Our primary aim for multiplayer Darwinia,” says lead designer Chris Delay, “was to satisfy Microsoft’s requirements enough to get Darwinia onto their service and gamer dollars into our accounts.” Wait, what? Chris is alarmingly honest about the game Multiwinia nearly became: they only started work on it because they wanted to get their superb action-strategy game Darwinia onto Xbox Live Arcade, and Microsoft dictate that all Live Arcade games must have a multiplayer component.
“There had been no one single moment when we’d consciously decided to ‘sell out’, and yet here we found ourselves, knowingly producing one turd game to pay the bills...” Don’t worry: the game Chris is talking about isn’t the Multiwinia you see here. Introversion aborted their cash-in botch job and started again: Multiwinia had to be a completely new game. It was a huge amount of work for such a small company to scrap, and an even larger amount of work to take on, and all at a time when the company had been expecting a nice big payout from releasing their first console game. Now that we’ve played Multiwinia, we’re extremely glad they did it. It’s very much a new game: you control your little stick-men directly this time, instead of the disposable squads of Darwinia. That’s essential, because each of Multiwinia’s six game modes requires you to rapidly split your forces between several different objectives.

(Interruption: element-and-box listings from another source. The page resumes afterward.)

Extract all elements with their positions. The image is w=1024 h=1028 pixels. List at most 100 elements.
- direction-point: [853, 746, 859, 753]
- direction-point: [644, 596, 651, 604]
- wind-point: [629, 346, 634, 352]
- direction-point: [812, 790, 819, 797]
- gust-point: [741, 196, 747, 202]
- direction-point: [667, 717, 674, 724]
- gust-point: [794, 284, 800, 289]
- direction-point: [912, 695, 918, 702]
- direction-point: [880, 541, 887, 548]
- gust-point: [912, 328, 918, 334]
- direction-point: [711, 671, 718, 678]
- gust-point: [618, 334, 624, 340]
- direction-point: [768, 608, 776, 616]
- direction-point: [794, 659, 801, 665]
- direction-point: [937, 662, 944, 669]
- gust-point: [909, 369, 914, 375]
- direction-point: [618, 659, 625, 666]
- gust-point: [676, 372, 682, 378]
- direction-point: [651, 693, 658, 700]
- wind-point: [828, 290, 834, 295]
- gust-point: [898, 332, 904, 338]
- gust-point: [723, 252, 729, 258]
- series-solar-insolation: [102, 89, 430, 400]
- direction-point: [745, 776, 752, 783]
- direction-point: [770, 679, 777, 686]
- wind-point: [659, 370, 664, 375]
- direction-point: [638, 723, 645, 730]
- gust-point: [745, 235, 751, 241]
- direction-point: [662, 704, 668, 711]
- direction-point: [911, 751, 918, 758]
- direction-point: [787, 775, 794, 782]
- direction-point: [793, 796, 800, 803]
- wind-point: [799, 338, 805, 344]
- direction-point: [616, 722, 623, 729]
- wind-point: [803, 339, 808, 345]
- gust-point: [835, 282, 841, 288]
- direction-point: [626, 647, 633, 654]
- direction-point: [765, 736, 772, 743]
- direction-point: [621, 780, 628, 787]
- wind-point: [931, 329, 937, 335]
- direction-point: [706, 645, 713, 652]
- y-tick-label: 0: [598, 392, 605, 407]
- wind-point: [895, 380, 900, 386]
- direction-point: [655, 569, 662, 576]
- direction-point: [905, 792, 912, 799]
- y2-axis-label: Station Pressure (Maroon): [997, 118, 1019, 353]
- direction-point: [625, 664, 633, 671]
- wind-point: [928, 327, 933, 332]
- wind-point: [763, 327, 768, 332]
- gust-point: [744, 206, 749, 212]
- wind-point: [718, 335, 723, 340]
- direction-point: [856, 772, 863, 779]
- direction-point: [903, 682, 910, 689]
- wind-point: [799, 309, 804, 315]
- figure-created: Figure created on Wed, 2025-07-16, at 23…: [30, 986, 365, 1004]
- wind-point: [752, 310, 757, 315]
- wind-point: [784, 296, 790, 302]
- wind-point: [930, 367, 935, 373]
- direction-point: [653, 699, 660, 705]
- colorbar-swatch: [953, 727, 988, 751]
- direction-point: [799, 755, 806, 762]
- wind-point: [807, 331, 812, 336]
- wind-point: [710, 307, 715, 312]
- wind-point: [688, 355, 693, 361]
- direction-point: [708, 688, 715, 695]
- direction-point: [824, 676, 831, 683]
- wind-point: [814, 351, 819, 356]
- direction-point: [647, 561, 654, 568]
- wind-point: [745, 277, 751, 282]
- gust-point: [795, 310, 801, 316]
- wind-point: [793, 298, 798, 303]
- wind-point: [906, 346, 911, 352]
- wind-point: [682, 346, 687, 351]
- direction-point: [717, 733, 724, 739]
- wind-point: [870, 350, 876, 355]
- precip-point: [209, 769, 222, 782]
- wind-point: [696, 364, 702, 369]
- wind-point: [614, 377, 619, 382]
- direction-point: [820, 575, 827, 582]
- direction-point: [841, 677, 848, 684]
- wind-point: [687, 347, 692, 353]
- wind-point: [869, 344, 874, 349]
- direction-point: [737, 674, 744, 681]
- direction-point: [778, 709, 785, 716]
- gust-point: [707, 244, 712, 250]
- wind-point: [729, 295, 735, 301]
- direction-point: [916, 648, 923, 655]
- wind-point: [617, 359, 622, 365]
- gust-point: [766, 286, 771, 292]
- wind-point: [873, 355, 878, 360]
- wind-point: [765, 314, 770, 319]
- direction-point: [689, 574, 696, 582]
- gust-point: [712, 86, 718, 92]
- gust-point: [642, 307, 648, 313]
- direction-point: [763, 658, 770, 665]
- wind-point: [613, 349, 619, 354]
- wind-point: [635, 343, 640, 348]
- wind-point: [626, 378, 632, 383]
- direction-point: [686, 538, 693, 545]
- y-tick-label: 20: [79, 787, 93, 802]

The modes themselves are diverse, but all unfold within a tight (but adjustable) time limit. If you’re eliminated before the time is up, the game still lets you wreak havoc on the surviving players by giving you the occasional power from beyond the grave. With no objective of your own, you can concentrate solely on griefing whoever bumped you out of the game: it’s called Retribution mode. Capture the Statue is our current favourite mode: lifting up huge monuments from wherever they spawn on the map, and trundling back to your base with them before the enemy catch up with you. Assault mode is more complex: one player starts with his Multiwinians in a heavily fortified... fortification, with gun turrets under his control, and the other has to try and take it over. In Rocket Riot, meanwhile, each player is trying to launch his own space shuttle first by taking over solar panels to power it – or destroying everyone else’s.
All the modes we’ve played have what we call the Introversion “Aargh!” factor: they ask you to make maddeningly hard decisions with frightening risks very quickly. Can you afford to split some guys off to go and capture that Spawn point, or do you need them all to secure the statue they’re heading for? Should you hole up and defend the control zones you’ve got, even though the scoreboard predicts the Yellows will win at this rate? Around the time Darwinia came out, slightly tipsy Introversion director Mark Morris confided to us that “We want to be a company who, if you see our logo on a game box in a shop, you can just buy it on the spot and know it’ll be great.” They came close to losing that with Multiwinia, but we’re happy to say it looks set to hold true for some years to come.